'Golden Age of Jazz' Photographer Bill Gottlieb
Tuesday, April 25, 2006
Bill Gottlieb, 89, a self-taught jazz photographer who took some of the most indelible images of the top musicians bridging the swing and bebop jazz eras, died April 23 at his home in Great Neck, N.Y., after a stroke.
Mr. Gottlieb's photography was initially an afterthought, mere visual accompaniment to his regular work as a jazz scribe for The Washington Post and the influential music magazine Down Beat during the 1940s.
After reading manuals for his Speed Graphic press camera, Mr. Gottlieb took hundreds of witty, haunting and altogether unforgettable portraits of musicians such as Duke Ellington, Frank Sinatra, Dizzy Gillespie and Ella Fitzgerald. He once captured Gillespie making goo-goo eyes at Fitzgerald during a performance.
Perhaps his most reproduced picture captured singer Billie Holiday in 1947 seemingly pouring her soul into a microphone.
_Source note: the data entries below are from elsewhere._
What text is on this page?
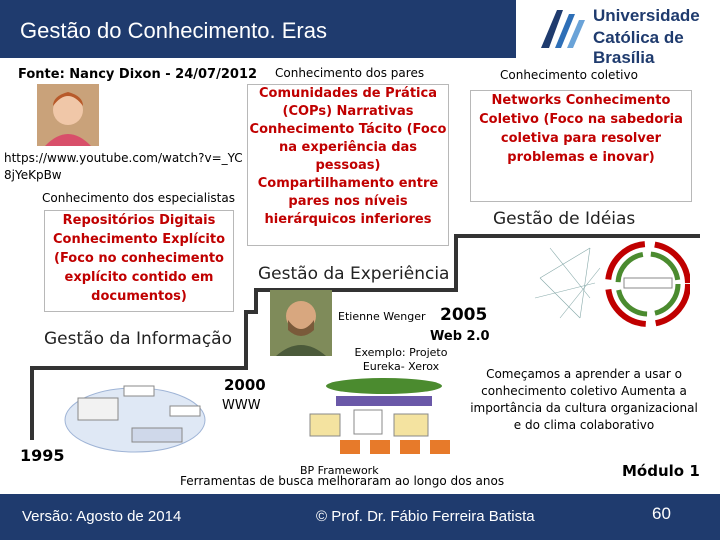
Gestão do Conhecimento. Eras
Universidade
Católica de Brasília
Fonte: Nancy Dixon - 24/07/2012
https://www.youtube.com/watch?v=_YC8jYeKpBw
Conhecimento dos especialistas
Conhecimento dos pares	Conhecimento coletivo
Repositórios Digitais Conhecimento Explícito (Foco no conhecimento explícito contido em documentos)
Comunidades de Prática (COPs) Narrativas Conhecimento Tácito (Foco na experiência das pessoas) Compartilhamento entre pares nos níveis hierárquicos inferiores
Networks Conhecimento Coletivo (Foco na sabedoria coletiva para resolver problemas e inovar)
Gestão da Informação
Gestão da Experiência
Gestão de Idéias
Etienne Wenger 2005
Web 2.0
Exemplo: Projeto Eureka- Xerox
2000
WWW
1995
BP Framework
Começamos a aprender a usar o conhecimento coletivo Aumenta a importância da cultura organizacional e do clima colaborativo
Ferramentas de busca melhoraram ao longo dos anos
Módulo 1
Versão: Agosto de 2014	© Prof. Dr. Fábio Ferreira Batista	60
Mr. Gottlieb once recalled: "She was at her most beautiful at that particular time, which was not too long after she had come out of prison on a drug charge. She couldn't get any drugs or alcohol while she was incarcerated. She lost weight and came out looking gorgeous, and her voice was I think at its peak.
"I was fortunate enough to have spent time with her during that period, and I caught this close-up of her in a way that you could really see the anguish that must have been coming out of her throat."
Mr. Gottlieb left the business for a long career as a children's book author and producer of educational film strips. The publication in 1979 of his book "The Golden Age of Jazz" led to a much-ballyhooed reappraisal of his photography.
Critics found that he easily ranked with Gjon Mili and Herman Leonard as one of the finest photographic interpreters of the personalities behind the music. New Yorker magazine jazz writer Whitney Balliett noted: "Gottlieb stopped photographing jazz musicians in 1948. No one has surpassed him yet."
William Paul Gottlieb was born in New York on Jan. 28, 1917. He was raised in Bound Brook, N.J., where his father operated a lumber business.
He was never especially musical, and his crucial encounter with jazz occurred during his sophomore year at Lehigh University. He contracted trichinosis from eating undercooked pork at his apparently unkosher Jewish fraternity, and during recovery a friend lent him a large stash of jazz records. He was smitten.
After graduation in 1938, he landed a job he soon grew to detest in the advertising department of The Post. One day, he asked the Sunday news editor if he could create a jazz column. This went well for two weeks.
"I got into photography because The Post was stingy and wouldn't pay photographers to cover my 11 o'clock concerts," he later told the New York Times. "So I made a deal with the staff photographers that if I bought the same camera they had, they'd teach me to use it."